According to tax experts at Tax Consulting SA, proposed changes to the Employee’s Tax Schedule of Income Tax, if promulgated, will result in foreign employers to register for and withhold Pay-As-You-Earn to the South African Revenue Service (SARS) as well as pay UIF and Skills Development Levies.
“At face value, this change seems minor and beneficial to the economy as SARS’ tax net will be cast quite wide. In reality, however, these amendments will have far-reaching effects and may lead to foreign employers prematurely terminating employment contracts and turning away from South Africa as a skills location altogether,” the group said.
South Africa has become something of a hot spot for remote work. The country offers a relatively low cost of living and fair weather, all while remote workers can earn in dollars or pounds. Until now, this has come without the burden of South African tax compliance regulations.
The new regulations, however, will add tax compliance hurdles to the sector.
Among other things, Tax Consulting noted that these new requirements will place additional burdens on foreign employers, as they then need to:
- Implement payroll systems;
- Register for PAYE, UIF and SDL;
- Register a branch company within SA;
- Receive a SARS income tax number; and
- Comply with the Companies and Intellectual Property Commission (CIPC) regulations.
“This, in turn, negatively affects the attractiveness of South African talent as it increases the overall cost and complexity of employing South African remote workers. This may also limit the foreign employer’s ability to pay South African workers in foreign currency,” the group warned.
If the changes have the expected cooling effect on the sector, the reduction in remote working would in all likelihood further drive South Africa’s emigration trend, it said.
Why the changes?
Tax Consulting said that the incentive for these law changes is not clear, considering that remote workers and digital nomads are most likely registered as provisional taxpayers and pay income tax on their earnings already – meaning SARS is already gaining income tax from these earnings.
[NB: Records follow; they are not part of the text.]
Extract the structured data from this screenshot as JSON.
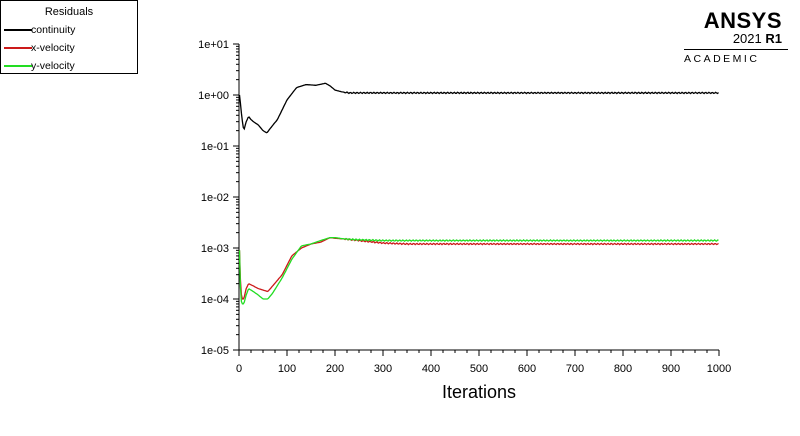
{
  "legend": {
    "title": "Residuals",
    "items": [
      {
        "label": "continuity",
        "color": "#000000"
      },
      {
        "label": "x-velocity",
        "color": "#cc1a1a"
      },
      {
        "label": "y-velocity",
        "color": "#22dd22"
      }
    ]
  },
  "logo": {
    "brand": "ANSYS",
    "version_year": "2021",
    "version_release": "R1",
    "edition": "ACADEMIC"
  },
  "chart_data": {
    "type": "line",
    "xlabel": "Iterations",
    "ylabel": "",
    "xlim": [
      0,
      1000
    ],
    "ylim": [
      1e-05,
      10
    ],
    "yscale": "log",
    "xticks": [
      0,
      100,
      200,
      300,
      400,
      500,
      600,
      700,
      800,
      900,
      1000
    ],
    "yticks": [
      {
        "value": 10,
        "label": "1e+01"
      },
      {
        "value": 1,
        "label": "1e+00"
      },
      {
        "value": 0.1,
        "label": "1e-01"
      },
      {
        "value": 0.01,
        "label": "1e-02"
      },
      {
        "value": 0.001,
        "label": "1e-03"
      },
      {
        "value": 0.0001,
        "label": "1e-04"
      },
      {
        "value": 1e-05,
        "label": "1e-05"
      }
    ],
    "grid": false,
    "legend_position": "top-left outside",
    "series": [
      {
        "name": "continuity",
        "color": "#000000",
        "x": [
          1,
          3,
          6,
          10,
          15,
          20,
          25,
          30,
          40,
          50,
          58,
          65,
          80,
          100,
          120,
          140,
          160,
          180,
          190,
          200,
          215,
          230,
          260,
          300,
          400,
          500,
          600,
          700,
          800,
          900,
          1000
        ],
        "y": [
          1.0,
          0.7,
          0.35,
          0.2,
          0.3,
          0.38,
          0.33,
          0.3,
          0.26,
          0.2,
          0.18,
          0.22,
          0.33,
          0.8,
          1.4,
          1.6,
          1.55,
          1.7,
          1.5,
          1.25,
          1.15,
          1.1,
          1.1,
          1.1,
          1.1,
          1.1,
          1.1,
          1.1,
          1.1,
          1.1,
          1.1
        ]
      },
      {
        "name": "x-velocity",
        "color": "#cc1a1a",
        "x": [
          1,
          2,
          4,
          6,
          10,
          15,
          20,
          30,
          40,
          50,
          60,
          70,
          90,
          110,
          130,
          150,
          170,
          190,
          200,
          220,
          250,
          300,
          350,
          400,
          500,
          600,
          700,
          800,
          900,
          1000
        ],
        "y": [
          0.0009,
          0.0004,
          0.00015,
          0.0001,
          0.0001,
          0.00016,
          0.0002,
          0.00018,
          0.00016,
          0.00015,
          0.00014,
          0.00018,
          0.0003,
          0.0007,
          0.001,
          0.0012,
          0.0013,
          0.0016,
          0.00155,
          0.0015,
          0.0014,
          0.00125,
          0.0012,
          0.0012,
          0.0012,
          0.0012,
          0.0012,
          0.0012,
          0.0012,
          0.0012
        ]
      },
      {
        "name": "y-velocity",
        "color": "#22dd22",
        "x": [
          1,
          2,
          4,
          6,
          10,
          15,
          20,
          30,
          40,
          50,
          60,
          70,
          90,
          110,
          130,
          150,
          170,
          190,
          200,
          220,
          250,
          300,
          350,
          400,
          500,
          600,
          700,
          800,
          900,
          1000
        ],
        "y": [
          0.0009,
          0.0003,
          0.0001,
          8e-05,
          8e-05,
          0.00012,
          0.00016,
          0.00014,
          0.00012,
          0.0001,
          0.0001,
          0.00013,
          0.00026,
          0.0006,
          0.0011,
          0.0012,
          0.0014,
          0.0016,
          0.0016,
          0.0015,
          0.00145,
          0.0014,
          0.0014,
          0.0014,
          0.0014,
          0.0014,
          0.0014,
          0.0014,
          0.0014,
          0.0014
        ]
      }
    ]
  }
}
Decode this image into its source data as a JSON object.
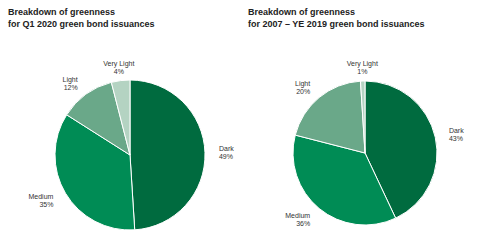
{
  "chart_data": [
    {
      "type": "pie",
      "title": "Breakdown of greenness\nfor Q1 2020 green bond issuances",
      "categories": [
        "Dark",
        "Medium",
        "Light",
        "Very Light"
      ],
      "values": [
        49,
        35,
        12,
        4
      ],
      "value_labels": [
        "49%",
        "35%",
        "12%",
        "4%"
      ],
      "data_labels": true,
      "colors": [
        "#006b3f",
        "#008c55",
        "#6aa889",
        "#b4d3c2"
      ]
    },
    {
      "type": "pie",
      "title": "Breakdown of greenness\nfor 2007 – YE 2019 green bond issuances",
      "categories": [
        "Dark",
        "Medium",
        "Light",
        "Very Light"
      ],
      "values": [
        43,
        36,
        20,
        1
      ],
      "value_labels": [
        "43%",
        "36%",
        "20%",
        "1%"
      ],
      "data_labels": true,
      "colors": [
        "#006b3f",
        "#008c55",
        "#6aa889",
        "#b4d3c2"
      ]
    }
  ]
}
However, National Treasury has indicated that this proposed amendment would level the playing field between resident and non-resident employers by ensuring that all employers using South African talent contribute the standard 1% of the employee’s remuneration to UIF and SDL.
“Provisional income tax collection from remote workers is too unpredictable, being all too difficult to police, meaning, quite simply, that SARS could be losing out on tax revenue.
“By requiring PAYE from foreign non-resident employers, SARS can guarantee the collection of revenue,” the group said.
In short, the smooth sailing that remote workers, digital nomads, and their foreign employers have been enjoying will end if, and most likely when, the Treasury implements these changes.